Docket:
IMM-9464-12
Citation: 2013 FC 1091
Ottawa,
Ontario, October 25, 2013
PRESENT: The Honourable Mr. Justice Phelan
BETWEEN:
|
SHU XING LI
|
Applicant
|
and
|
THE MINISTER OF CITIZENSHIP AND IMMIGRATION
|
Respondent
|
REASONS FOR JUDGMENT AND JUDGMENT
I. INTRODUCTION
[1]
This is a judicial review of an Immigration
Officer’s [Officer] decision denying a permanent residence [spousal class]
application. The Officer found that the Applicant had failed to establish that
the relationship (marriage) with the sponsor was genuine.
II. BACKGROUND
[2]
The Applicant came to Canada in 2008. His
refugee claim was dismissed and leave for judicial review was likewise
dismissed. He then married his sponsor whom he claimed to have known since a
teenager in China.
[3]
The crux of the case is what transpired at the
interview with the Officer in April 2012. Counsel was not present and there was
no transcript. However, a Cantonese interpreter was at the interview and the
Officer made notes. The notes were submitted with the Officer’s reasons for
denial.
[4]
The Applicant complained, in this Court, that
the Officer was rude and aggressive. The allegation outlines a number of
offensive comments – “Why don’t you speak English if you are Canadian?”; “You
are so useless here” – and similar type comments.
[5]
The Officer flatly denies that any such
statements were made.
[6]
The Officer denied the application because she
was not satisfied that the Applicant and his sponsor were cohabiting or that
their relationship was genuine. The facts which gave rise to the concerns were:
•
the absence of rental evidence;
•
the mutual lack of clarity about where they
lived despite allegedly living there from 2008 for the Applicant and 2010 for
the sponsor;
•
the inability of the landlord to recognize the
sponsor and the landlord’s statement that the Applicant had moved out in 2010;
•
the inability to recall the address they said
they intended to move to and their conflicting stories of why they did not
eventually move;
•
the photos submitted as to the relationship
appeared staged, unnatural and banal;
•
the inability to name the individuals who took
the pictures;
•
the discrepancies between them on when they
moved in together, and whether the Applicant had asked the sponsor’s ex-husband
for permission to marry the sponsor; and
•
the sponsor’s mother still lives with the
sponsor’s ex-husband, the sponsor pays household bills under her ex-husband’s
name and the ex-husband’s car was seen at the couple’s stated residence.
III. ANALYSIS
[7]
The Applicant raises (a) reasonable apprehension
of bias, and (b) unreasonableness of the decision. The first issue is reviewed
on a standard of correctness (Canada (Citizenship and Immigration) v Khosa,
2009 SCC 12, [2009] 1 S.C.R. 339) and the second on a standard of reasonableness (Dunsmuir
v New Brunswick, 2008 SCC 9, [2008] 1 S.C.R. 190).
[8]
On the bias issue, this is a classic “he said,
she said” situation. The burden of proof is on the Applicant. It is a serious
allegation.
[9]
However, the Applicant put in no evidence to corroborate
the allegation. It is striking that there was no evidence from the translator.

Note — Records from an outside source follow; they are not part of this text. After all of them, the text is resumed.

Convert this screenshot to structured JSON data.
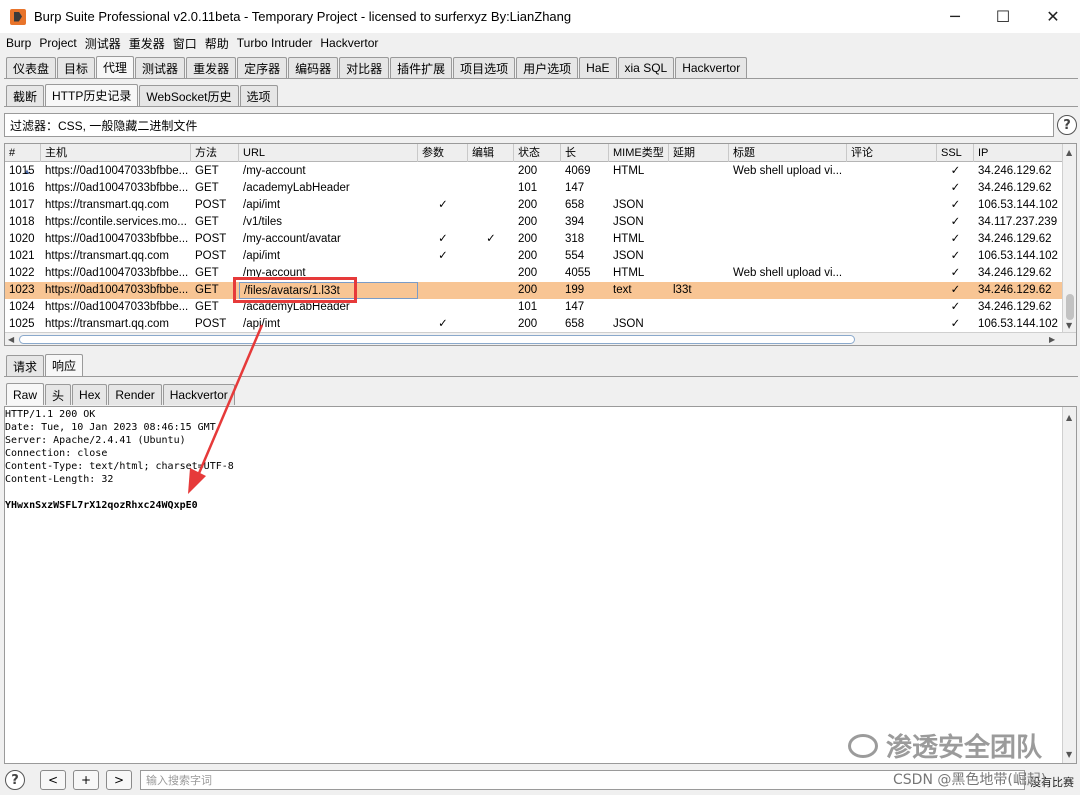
{
  "window": {
    "title": "Burp Suite Professional v2.0.11beta - Temporary Project - licensed to surferxyz By:LianZhang",
    "minimize": "─",
    "maximize": "☐",
    "close": "✕"
  },
  "menu": [
    "Burp",
    "Project",
    "测试器",
    "重发器",
    "窗口",
    "帮助",
    "Turbo Intruder",
    "Hackvertor"
  ],
  "main_tabs": [
    "仪表盘",
    "目标",
    "代理",
    "测试器",
    "重发器",
    "定序器",
    "编码器",
    "对比器",
    "插件扩展",
    "项目选项",
    "用户选项",
    "HaE",
    "xia SQL",
    "Hackvertor"
  ],
  "main_tab_active": 2,
  "proxy_tabs": [
    "截断",
    "HTTP历史记录",
    "WebSocket历史",
    "选项"
  ],
  "proxy_tab_active": 1,
  "filter": {
    "text": "过滤器：CSS, 一般隐藏二进制文件",
    "help": "?"
  },
  "columns": [
    "#",
    "主机",
    "方法",
    "URL",
    "参数",
    "编辑",
    "状态",
    "长",
    "MIME类型",
    "延期",
    "标题",
    "评论",
    "SSL",
    "IP"
  ],
  "sort_icon": "▲",
  "rows": [
    {
      "id": "1015",
      "host": "https://0ad10047033bfbbe...",
      "method": "GET",
      "url": "/my-account",
      "params": "",
      "edited": "",
      "status": "200",
      "length": "4069",
      "mime": "HTML",
      "ext": "",
      "title": "Web shell upload vi...",
      "comment": "",
      "ssl": "✓",
      "ip": "34.246.129.62"
    },
    {
      "id": "1016",
      "host": "https://0ad10047033bfbbe...",
      "method": "GET",
      "url": "/academyLabHeader",
      "params": "",
      "edited": "",
      "status": "101",
      "length": "147",
      "mime": "",
      "ext": "",
      "title": "",
      "comment": "",
      "ssl": "✓",
      "ip": "34.246.129.62"
    },
    {
      "id": "1017",
      "host": "https://transmart.qq.com",
      "method": "POST",
      "url": "/api/imt",
      "params": "✓",
      "edited": "",
      "status": "200",
      "length": "658",
      "mime": "JSON",
      "ext": "",
      "title": "",
      "comment": "",
      "ssl": "✓",
      "ip": "106.53.144.102"
    },
    {
      "id": "1018",
      "host": "https://contile.services.mo...",
      "method": "GET",
      "url": "/v1/tiles",
      "params": "",
      "edited": "",
      "status": "200",
      "length": "394",
      "mime": "JSON",
      "ext": "",
      "title": "",
      "comment": "",
      "ssl": "✓",
      "ip": "34.117.237.239"
    },
    {
      "id": "1020",
      "host": "https://0ad10047033bfbbe...",
      "method": "POST",
      "url": "/my-account/avatar",
      "params": "✓",
      "edited": "✓",
      "status": "200",
      "length": "318",
      "mime": "HTML",
      "ext": "",
      "title": "",
      "comment": "",
      "ssl": "✓",
      "ip": "34.246.129.62"
    },
    {
      "id": "1021",
      "host": "https://transmart.qq.com",
      "method": "POST",
      "url": "/api/imt",
      "params": "✓",
      "edited": "",
      "status": "200",
      "length": "554",
      "mime": "JSON",
      "ext": "",
      "title": "",
      "comment": "",
      "ssl": "✓",
      "ip": "106.53.144.102"
    },
    {
      "id": "1022",
      "host": "https://0ad10047033bfbbe...",
      "method": "GET",
      "url": "/my-account",
      "params": "",
      "edited": "",
      "status": "200",
      "length": "4055",
      "mime": "HTML",
      "ext": "",
      "title": "Web shell upload vi...",
      "comment": "",
      "ssl": "✓",
      "ip": "34.246.129.62"
    },
    {
      "id": "1023",
      "host": "https://0ad10047033bfbbe...",
      "method": "GET",
      "url": "/files/avatars/1.l33t",
      "params": "",
      "edited": "",
      "status": "200",
      "length": "199",
      "mime": "text",
      "ext": "l33t",
      "title": "",
      "comment": "",
      "ssl": "✓",
      "ip": "34.246.129.62"
    },
    {
      "id": "1024",
      "host": "https://0ad10047033bfbbe...",
      "method": "GET",
      "url": "/academyLabHeader",
      "params": "",
      "edited": "",
      "status": "101",
      "length": "147",
      "mime": "",
      "ext": "",
      "title": "",
      "comment": "",
      "ssl": "✓",
      "ip": "34.246.129.62"
    },
    {
      "id": "1025",
      "host": "https://transmart.qq.com",
      "method": "POST",
      "url": "/api/imt",
      "params": "✓",
      "edited": "",
      "status": "200",
      "length": "658",
      "mime": "JSON",
      "ext": "",
      "title": "",
      "comment": "",
      "ssl": "✓",
      "ip": "106.53.144.102"
    }
  ],
  "selected_row": 7,
  "req_resp_tabs": [
    "请求",
    "响应"
  ],
  "req_resp_active": 1,
  "view_tabs": [
    "Raw",
    "头",
    "Hex",
    "Render",
    "Hackvertor"
  ],
  "view_active": 0,
  "response": {
    "headers": "HTTP/1.1 200 OK\nDate: Tue, 10 Jan 2023 08:46:15 GMT\nServer: Apache/2.4.41 (Ubuntu)\nConnection: close\nContent-Type: text/html; charset=UTF-8\nContent-Length: 32",
    "body": "YHwxnSxzWSFL7rX12qozRhxc24WQxpE0"
  },
  "bottom": {
    "help": "?",
    "prev": "<",
    "add": "+",
    "next": ">",
    "search_placeholder": "输入搜索字词",
    "matches": "没有比赛"
  },
  "watermark": {
    "text": "渗透安全团队",
    "csdn": "CSDN @黑色地带(崛起)"
  },
  "colors": {
    "selected_row": "#f8c594",
    "highlight_box": "#e63a3a",
    "arrow": "#e63a3a",
    "brand": "#e8742b"
  }
}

There was also no evidence from the landlord.
[10]
This is an issue of credibility. Resolution of
this type of credibility issue is well described in Faryna v Chorney, [1952]
2 DLR 354, 1951 CarswellBC 133:
… the real test of the truth of a witness
in such a case must be the harmony with the preponderance of the probabilities
which a practical and informed person would readily recognize as reasonable in
that place and in those conditions.
[11]
In the absence of better proof, I cannot accept
the Applicant’s allegation. Corroborative evidence was not submitted nor was
there any explanation for its absence. It is reasonable to conclude that such
evidence does not exist.
[12]
There is no need for extensive consideration of
the law on bias because the Applicant cannot make out the factual basis for the
allegation.
[13]
As to the merits of the decision, this is a
fact-driven exercise. The Court accords deference to this type of decision. A
review of the record discloses that the conclusions were fairly open to the
Officer – indeed they are virtually inescapable.
IV. CONCLUSION
[14]
Therefore, this judicial review will be
dismissed. There is no question for certification.